The beautiful mountainous terrain of Sparta
I am now coming to the end of my holiday writing about Greece. I wanted to leave you with a few snapshots from my portfolio. These were taken whilst I was visiting friends and family in Sparta. Sparta is a 3 hour drive, south of Athens at the base of the Peleponesse. It has a small population of about 20,000 people. Its surrounded by rugged mountainous terrain. There is a lot of history in this part of Greece as well. Namely due to king Leonidas and the battle with Persia. Legend has it that 300 soldiers took down an invading army of Persians and won. The city of Sparta has a statue dedicated to Leonidas and it sits proudly in the city.
KIng Leonidas of Sparta
The amount of churches I noticed in my travels all over Greece were phenomenal. Whether I was in the city or on a long, winding road leading to a far away village, lo and behold another church would appear.
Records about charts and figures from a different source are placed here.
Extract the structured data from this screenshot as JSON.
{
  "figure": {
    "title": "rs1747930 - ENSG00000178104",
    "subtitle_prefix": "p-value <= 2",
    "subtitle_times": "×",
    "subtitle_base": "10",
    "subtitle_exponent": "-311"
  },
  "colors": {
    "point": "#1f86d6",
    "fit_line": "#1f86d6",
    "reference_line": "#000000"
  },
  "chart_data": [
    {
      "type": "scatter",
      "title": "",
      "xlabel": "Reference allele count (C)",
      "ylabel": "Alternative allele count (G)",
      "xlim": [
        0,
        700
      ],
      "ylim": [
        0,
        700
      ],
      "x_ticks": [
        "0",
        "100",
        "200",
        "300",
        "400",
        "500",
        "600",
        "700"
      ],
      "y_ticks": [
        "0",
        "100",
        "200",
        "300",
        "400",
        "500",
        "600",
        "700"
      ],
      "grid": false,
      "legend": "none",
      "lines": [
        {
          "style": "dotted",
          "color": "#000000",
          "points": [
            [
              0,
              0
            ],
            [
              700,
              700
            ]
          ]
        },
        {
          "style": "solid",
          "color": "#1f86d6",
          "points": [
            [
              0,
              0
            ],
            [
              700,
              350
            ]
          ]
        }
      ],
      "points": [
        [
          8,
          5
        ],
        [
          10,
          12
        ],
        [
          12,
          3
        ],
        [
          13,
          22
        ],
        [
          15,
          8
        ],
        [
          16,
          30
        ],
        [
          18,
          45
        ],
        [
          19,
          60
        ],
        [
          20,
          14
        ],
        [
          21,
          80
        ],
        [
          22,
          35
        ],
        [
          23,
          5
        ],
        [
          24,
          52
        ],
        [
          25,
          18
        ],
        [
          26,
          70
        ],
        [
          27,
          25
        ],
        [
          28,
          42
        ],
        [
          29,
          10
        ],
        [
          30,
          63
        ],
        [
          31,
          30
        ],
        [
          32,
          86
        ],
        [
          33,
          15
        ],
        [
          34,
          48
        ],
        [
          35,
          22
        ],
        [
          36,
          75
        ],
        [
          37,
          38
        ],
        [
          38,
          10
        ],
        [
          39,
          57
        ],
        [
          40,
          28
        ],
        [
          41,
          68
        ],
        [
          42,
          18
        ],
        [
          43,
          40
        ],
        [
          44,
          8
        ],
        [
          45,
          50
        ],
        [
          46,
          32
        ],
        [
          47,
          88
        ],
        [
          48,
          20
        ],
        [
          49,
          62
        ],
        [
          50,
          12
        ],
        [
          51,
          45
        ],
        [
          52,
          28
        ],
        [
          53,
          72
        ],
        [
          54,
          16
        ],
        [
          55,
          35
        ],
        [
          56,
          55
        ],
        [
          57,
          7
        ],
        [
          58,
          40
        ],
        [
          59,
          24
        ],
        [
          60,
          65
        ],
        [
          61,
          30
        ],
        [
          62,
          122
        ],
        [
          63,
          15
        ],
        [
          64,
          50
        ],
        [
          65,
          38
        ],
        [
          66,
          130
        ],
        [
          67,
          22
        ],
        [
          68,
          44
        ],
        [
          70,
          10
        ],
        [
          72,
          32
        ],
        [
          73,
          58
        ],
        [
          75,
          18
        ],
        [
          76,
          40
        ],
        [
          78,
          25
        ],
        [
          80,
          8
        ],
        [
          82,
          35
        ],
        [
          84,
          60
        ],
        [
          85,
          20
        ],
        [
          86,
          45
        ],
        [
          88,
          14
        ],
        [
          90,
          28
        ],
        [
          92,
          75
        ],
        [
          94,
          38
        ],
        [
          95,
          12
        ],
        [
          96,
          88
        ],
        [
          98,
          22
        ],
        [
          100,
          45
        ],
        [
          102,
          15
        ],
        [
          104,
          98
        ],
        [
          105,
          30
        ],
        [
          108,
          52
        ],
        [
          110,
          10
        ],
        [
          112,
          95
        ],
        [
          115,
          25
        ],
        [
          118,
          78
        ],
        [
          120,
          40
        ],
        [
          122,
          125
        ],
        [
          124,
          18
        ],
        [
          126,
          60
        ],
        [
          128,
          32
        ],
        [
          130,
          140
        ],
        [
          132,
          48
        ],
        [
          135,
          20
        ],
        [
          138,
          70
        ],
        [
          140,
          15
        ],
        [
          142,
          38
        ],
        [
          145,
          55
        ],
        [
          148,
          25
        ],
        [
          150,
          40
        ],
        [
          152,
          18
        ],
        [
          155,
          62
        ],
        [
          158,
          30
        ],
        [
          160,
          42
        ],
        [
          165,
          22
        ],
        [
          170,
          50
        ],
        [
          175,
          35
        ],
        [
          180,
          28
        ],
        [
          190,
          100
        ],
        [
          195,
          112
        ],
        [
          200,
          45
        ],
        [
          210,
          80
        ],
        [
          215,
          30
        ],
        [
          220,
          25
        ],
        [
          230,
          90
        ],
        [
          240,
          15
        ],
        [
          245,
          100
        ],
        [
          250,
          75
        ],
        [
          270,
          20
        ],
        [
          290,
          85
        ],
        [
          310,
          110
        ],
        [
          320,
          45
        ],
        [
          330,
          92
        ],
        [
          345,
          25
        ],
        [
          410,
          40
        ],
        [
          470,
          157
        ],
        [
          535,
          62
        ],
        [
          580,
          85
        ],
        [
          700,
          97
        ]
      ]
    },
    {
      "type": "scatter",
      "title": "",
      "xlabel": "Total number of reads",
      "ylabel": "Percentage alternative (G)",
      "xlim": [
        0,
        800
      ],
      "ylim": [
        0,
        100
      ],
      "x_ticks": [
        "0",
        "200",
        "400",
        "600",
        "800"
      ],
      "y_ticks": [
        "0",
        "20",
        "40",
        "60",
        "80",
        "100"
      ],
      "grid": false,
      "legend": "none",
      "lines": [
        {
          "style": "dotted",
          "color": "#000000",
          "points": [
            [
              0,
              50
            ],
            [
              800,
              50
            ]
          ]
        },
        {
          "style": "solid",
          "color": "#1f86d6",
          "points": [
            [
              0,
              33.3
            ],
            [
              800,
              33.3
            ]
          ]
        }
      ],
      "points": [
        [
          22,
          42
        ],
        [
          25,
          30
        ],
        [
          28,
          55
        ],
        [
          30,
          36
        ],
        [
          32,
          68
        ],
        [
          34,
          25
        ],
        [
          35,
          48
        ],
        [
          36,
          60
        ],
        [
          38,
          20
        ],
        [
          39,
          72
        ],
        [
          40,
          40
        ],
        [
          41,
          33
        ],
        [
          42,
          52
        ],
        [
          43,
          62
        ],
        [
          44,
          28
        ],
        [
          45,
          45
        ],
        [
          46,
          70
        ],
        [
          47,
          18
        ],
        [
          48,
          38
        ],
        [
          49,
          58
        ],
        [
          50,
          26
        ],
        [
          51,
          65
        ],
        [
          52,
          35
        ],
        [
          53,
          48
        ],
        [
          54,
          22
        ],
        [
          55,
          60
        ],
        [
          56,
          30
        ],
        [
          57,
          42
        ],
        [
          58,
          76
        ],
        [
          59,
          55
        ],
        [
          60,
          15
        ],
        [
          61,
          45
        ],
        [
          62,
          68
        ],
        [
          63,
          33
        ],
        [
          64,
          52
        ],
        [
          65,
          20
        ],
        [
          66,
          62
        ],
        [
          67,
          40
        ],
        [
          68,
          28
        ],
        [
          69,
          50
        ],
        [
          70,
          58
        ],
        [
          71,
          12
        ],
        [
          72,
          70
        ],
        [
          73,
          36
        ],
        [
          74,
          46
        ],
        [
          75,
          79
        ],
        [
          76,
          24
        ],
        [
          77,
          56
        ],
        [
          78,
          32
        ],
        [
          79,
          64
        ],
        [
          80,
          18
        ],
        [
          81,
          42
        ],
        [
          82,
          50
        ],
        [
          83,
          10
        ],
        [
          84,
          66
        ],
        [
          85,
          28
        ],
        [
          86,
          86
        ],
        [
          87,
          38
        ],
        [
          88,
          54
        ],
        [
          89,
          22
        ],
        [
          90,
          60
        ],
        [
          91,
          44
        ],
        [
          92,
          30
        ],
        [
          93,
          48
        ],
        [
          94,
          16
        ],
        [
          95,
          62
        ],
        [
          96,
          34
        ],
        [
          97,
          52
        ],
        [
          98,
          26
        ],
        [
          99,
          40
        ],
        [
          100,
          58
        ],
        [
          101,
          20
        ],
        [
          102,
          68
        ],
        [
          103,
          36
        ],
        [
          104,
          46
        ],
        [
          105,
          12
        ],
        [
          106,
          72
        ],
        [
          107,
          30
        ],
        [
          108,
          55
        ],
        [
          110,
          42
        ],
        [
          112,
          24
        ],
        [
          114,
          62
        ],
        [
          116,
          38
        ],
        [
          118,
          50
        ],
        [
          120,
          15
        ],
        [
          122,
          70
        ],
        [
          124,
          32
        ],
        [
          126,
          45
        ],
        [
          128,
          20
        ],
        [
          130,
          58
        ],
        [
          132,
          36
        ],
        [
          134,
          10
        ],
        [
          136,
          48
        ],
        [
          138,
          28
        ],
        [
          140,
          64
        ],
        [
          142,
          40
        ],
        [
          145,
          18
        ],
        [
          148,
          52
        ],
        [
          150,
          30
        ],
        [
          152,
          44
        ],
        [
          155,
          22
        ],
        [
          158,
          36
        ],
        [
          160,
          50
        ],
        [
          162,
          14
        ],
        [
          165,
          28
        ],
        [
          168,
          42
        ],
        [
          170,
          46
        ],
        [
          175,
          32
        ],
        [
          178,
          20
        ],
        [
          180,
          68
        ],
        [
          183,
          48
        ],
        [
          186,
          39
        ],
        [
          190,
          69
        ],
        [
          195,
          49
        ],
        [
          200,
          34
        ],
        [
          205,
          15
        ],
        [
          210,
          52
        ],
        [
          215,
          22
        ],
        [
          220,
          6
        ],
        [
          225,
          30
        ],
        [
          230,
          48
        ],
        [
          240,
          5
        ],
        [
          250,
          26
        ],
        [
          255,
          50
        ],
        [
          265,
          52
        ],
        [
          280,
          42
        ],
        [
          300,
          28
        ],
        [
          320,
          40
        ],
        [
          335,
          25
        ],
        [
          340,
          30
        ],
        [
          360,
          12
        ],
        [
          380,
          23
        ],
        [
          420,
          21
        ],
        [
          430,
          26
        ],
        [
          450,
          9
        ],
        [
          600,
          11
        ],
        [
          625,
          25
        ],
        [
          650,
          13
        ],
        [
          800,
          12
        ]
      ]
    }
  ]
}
They were everywhere and they came in all shapes and sizes.
An opportunity arose whilst I was in Sparta to visit a seaside town nearby called "Gytheio". Don't worry too much about the pronunciation of this place. It's a port city and it too caters well to tourists. It's about 45 mins away by bus and its a very cute place. I remember coming here to swim in the summertime as a child.
The port city of Gytheio
Walking around you almost feel like you are on one of the Greek islands. Little holiday houses and bed and breakfasts dominate this seaside town. Fishermen bring in their daily catch from the sea. A giant light house overlooks the water, once used to guide ships in the night. It's almost cliched and very postcard like.
The lighthouse at "Gytheio"
Oh look! Another church
And of course after walking around all day lapping up the local culture I wanted to eat. So I headed to one of the many restaurants and began another feast, fit for a king.
Souvlaki and fried chips
Wilted wild greens with olive oil and lemon juice
Fried squid or "calamari"
Fried zucchini fritters with feta cheese
Lets dissect the menu. Being true to my blogs name I ordered the souvlaki. To my surprise, the majority of souvlaki served in Greece are made using pork meat. I always assumed it was lamb. Nevertheless, they were tender and had been grilled to utter perfection. The fried potatoes on the side were a nice bonus. Wild greens are served everywhere in Greece and they are very good for you. This mantra was repeated to me all the time as a child. It's only as an adult I realise how true this is. They are blanched and served with a liberal amount of extra virgin olive oil and lemon juice. They are very cleansing and can really help with detoxing the system. The pan fried calamari were a little too tough for me. The waiter exclaimed that they were fresh but had perhaps been over zealously cooked! The zucchini fritters were something else. Vegetarians rejoice! These are so simple but bang out a lot of flavour. Grated zucchini, mashed potato, feta cheese and dill make up the delicious morsels. I had seen them on a few menus but only now attempted to try them. The wait was worth it. These numbers would be great in a tapas menu. They are moreish and you really won't be able to stop at one.
This concludes my current series of posts about Greece. I could go on forever show you all my holiday snaps. But I wouldn't want to bore you. I have a lot of recipes I want to try and to photograph as well. Overall, it was a great time in Greece. It was good to reconnect with family and friends after nearly 30 years. I had left a child and returned a man. A man with a Nikon DSLR camera, that is! So, on with the show as Souvlaki For The Soul tackles the next chapter in its existence. I hope you stay on for the ride!